Manush Music & Art
Moussa Niang
Moussa was inspired by West African music to write a hymn about the poet, the griot Doua jointly with Désiré Somé, the song "Xale", expresses their conviction that every child in the world deserves an outstretched hand and forcefully affirms that "he who opens a school closes a prison."
Senegalese singer Moussa Niang (nicknamed Moussa Diabate) has worked with the biggest names in Malian music. He was one of the lead singers with Toumani Diabate's Symmetric Orchestra and has shared the stage with Bassekou Kouyate. Multi-instrumentalist Désiré Somé, from Burkina Faso, fine-tuned his education as a jazz guitar player at the Royal Conservatory in Brussels. He has played bass and guitar with several groups.

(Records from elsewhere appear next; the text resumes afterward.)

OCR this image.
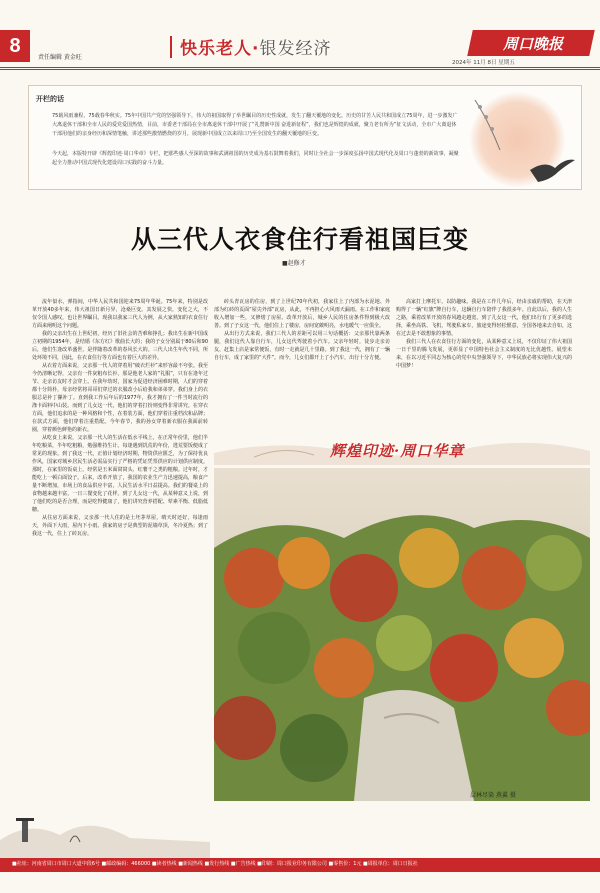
8
责任编辑 黄金旺	快乐老人·银发经济	周口晚报
2024年 11月 8日 星期五
开栏的话
75载风雨兼程，75载春华秋实。75年中国共产党的坚强领导下，伟大的祖国取得了举世瞩目的历史性成就，发生了翻天覆地的变化。历史的甘苦人民共和国成立75周年，进一步激发广大离退休干部和全市人民的爱党爱国热情，目前，市委老干部局在全市离退休干部中开展了“礼赞新中国 奋进新征程”，我们也是辉煌的成就，聚力老有所为”征文活动，全市广大离退休干部用他们的亲身经历和深情笔触，讲述那些激情燃烧的岁月，展现新中国成立以来周口乃至全国发生的翻天覆地的巨变。
今天起，本版特开辟《辉煌印迹·周口华章》专栏，把那些感人至深的故事和武满祖国的历史成为基石鼓舞着我们，同时让全社会一步深度弘扬中国式现代化及周口与蓬勃的新故事，凝聚起全力推动中国式现代化建设周口实践的奋斗力量。
从三代人衣食住行看祖国巨变
■赵修才

流年似水，弹指间，中华人民共和国迎来75周年华诞。75年来，特别是改革开放40多年来，伟大祖国日新月异，沧桑巨变。其发展之快，变化之大，不仅令国人感叹，也让世界瞩目。现我以我家三代人为例，从大家熟知的衣食住行方面来阐明这个问题。

我的父亲出生在上世纪初，经历了旧社会的苦难和挣扎；我出生在新中国成立初期的1954年，是结婚《东方红》歌曲长大的；我的子女分别属于80后和90后，他们生逢改革盛世，是伴随着改革的春风长大的。三代人出生年代不同，所处环境不同，因此，在衣食住行等方面也有着巨大的差异。

从衣着方面来说，父亲那一代人的穿着用“破衣烂衫”来形容最不夸张。我至今仍清晰记得，父亲有一件灰粗布长衫，那是他老人家的“礼服”，只有在逢年过节、走亲访友时才会穿上。在我年幼时，国家为促进经济困难时期，人们的穿着都十分简朴，母亲经常将哥哥们穿过的衣服改小后给我和弟弟穿。我们身上的衣服总是补丁摞补丁。直到我工作后年后的1977年，我才拥有了一件当时流行的涤卡面料中山装。而到了儿女这一代，他们的穿着打扮则变得非常讲究。在穿衣方面，他们追求的是一种风格和个性，在着装方面，他们穿着注重档次和品牌；在款式方面，他们穿着注重搭配。今年春节，我的孙女穿着新衣服在我面前转圈，穿着颜色鲜艳的新衣。

从吃食上来说，父亲那一代人的生活在低水平线上，在正常年份里，他们半年吃粮菜，半年吃粗粮，勉强维持生计。每逢遇到饥荒的年份，逃荒要饭便成了常见的现象。到了我这一代，正值计划经济时期，物资供应匮乏，为了保持优良作风，国家对城乡居民生活必需品实行了严格的凭证凭票供应的计划供应制度。那时，在家里的饭桌上，经常是玉米面窝窝头、红薯干之类的粗粮。过年时，才能吃上一顿白面饺子。后来，改革开放了，我国的农业生产力迅速提高，粮食产量不断增加，市场上的食品供应丰富，人民生活水平日益提高。我们的餐桌上的食物越来越丰富，一日三餐变化了花样。到了儿女这一代，从某种意义上说，到了他们吃的是否合理，而是吃得健康了，他们讲究营养搭配、荤素平衡、低脂低糖。

从住房方面来说，父亲那一代人住的是土坯茅草屋，晴天时还好，每逢雨天，外面下大雨，屋内下小雨。我家的房子是典型的泥墙草顶，冬冷夏热；到了我这一代，住上了砖瓦房。

砖头青瓦房的住房，到了上世纪70年代初，我家住上了内部为水泥地、外部为红砖的页面“屋尖外部”瓦房，从此，不再担心大风雨天漏雨。在工作和家庭收入增加一些，又修缮了房屋。改革开放后，城乡人民的住房条件得到极大改善。到了子女这一代，他们住上了楼房，房间宽敞明亮，水电暖气一应俱全。

从出行方式来说，我们三代人的差距可以用三句话概括：父亲那代靠两条腿，我们这代人靠自行车，儿女这代驾驶着小汽车。父亲年轻时，徒步走亲访友、赶集上店是家常便饭，有时一走就是几十里路。到了我这一代，拥有了一辆自行车，成了家里的“大件”。而今，儿女们都开上了小汽车，出行十分方便。

高家打上摩托车，以防趣味。我是在工作几年后，经由亲戚的帮助，在天津购得了一辆“红旗”牌自行车，这辆自行车陪伴了我很多年。自此以后，我的人生之路，乘着改革开放的春风越走越宽。到了儿女这一代，他们出行有了更多的选择，乘坐高铁、飞机，驾驶私家车，旅途变得轻松惬意，全国各地来去自如，这在过去是不敢想象的事情。

我们三代人在衣食住行方面的变化，从某种意义上说，不仅印证了伟大祖国一日千里的腾飞发展，更彰显了中国特色社会主义制度的无比优越性。展望未来，在以习近平同志为核心的党中央坚强领导下，中华民族必将实现伟大复兴的中国梦！

辉煌印迹·周口华章
层林尽染 燕翼 摄
■社址：河南省周口市周口大道中段6号 ■邮政编码：466000 ■读者热线 ■新闻热线 ■发行热线 ■广告热线 ■印刷：周口报业印务有限公司 ■零售价：1元 ■周报单位：周口日报社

Moussa performed with Toumani Diabaté’s Bamako dance band, the Symmetric Orchestra, in the late ‘90s and ‘00s; he is the lead singer on the track “Tapha Niang” from the album Boulevard de l’Indépendence (2006).
In the song, “Tapha Niang”Moussa Diabate, adapts a traditional Malian song about the death of a much-loved hippopotamus who has been shot by a white hunter.In the original song (Mali Sadjo) the griots of the village sing about how difficult it is to be separated from your loved one in death. The singer adapts this song in "Tapha Niang" to lament the death of his brother Mustapha, who died very young as a child. Moussa draws on the excerpts from the Koran to console him & help him overcome his bereavement.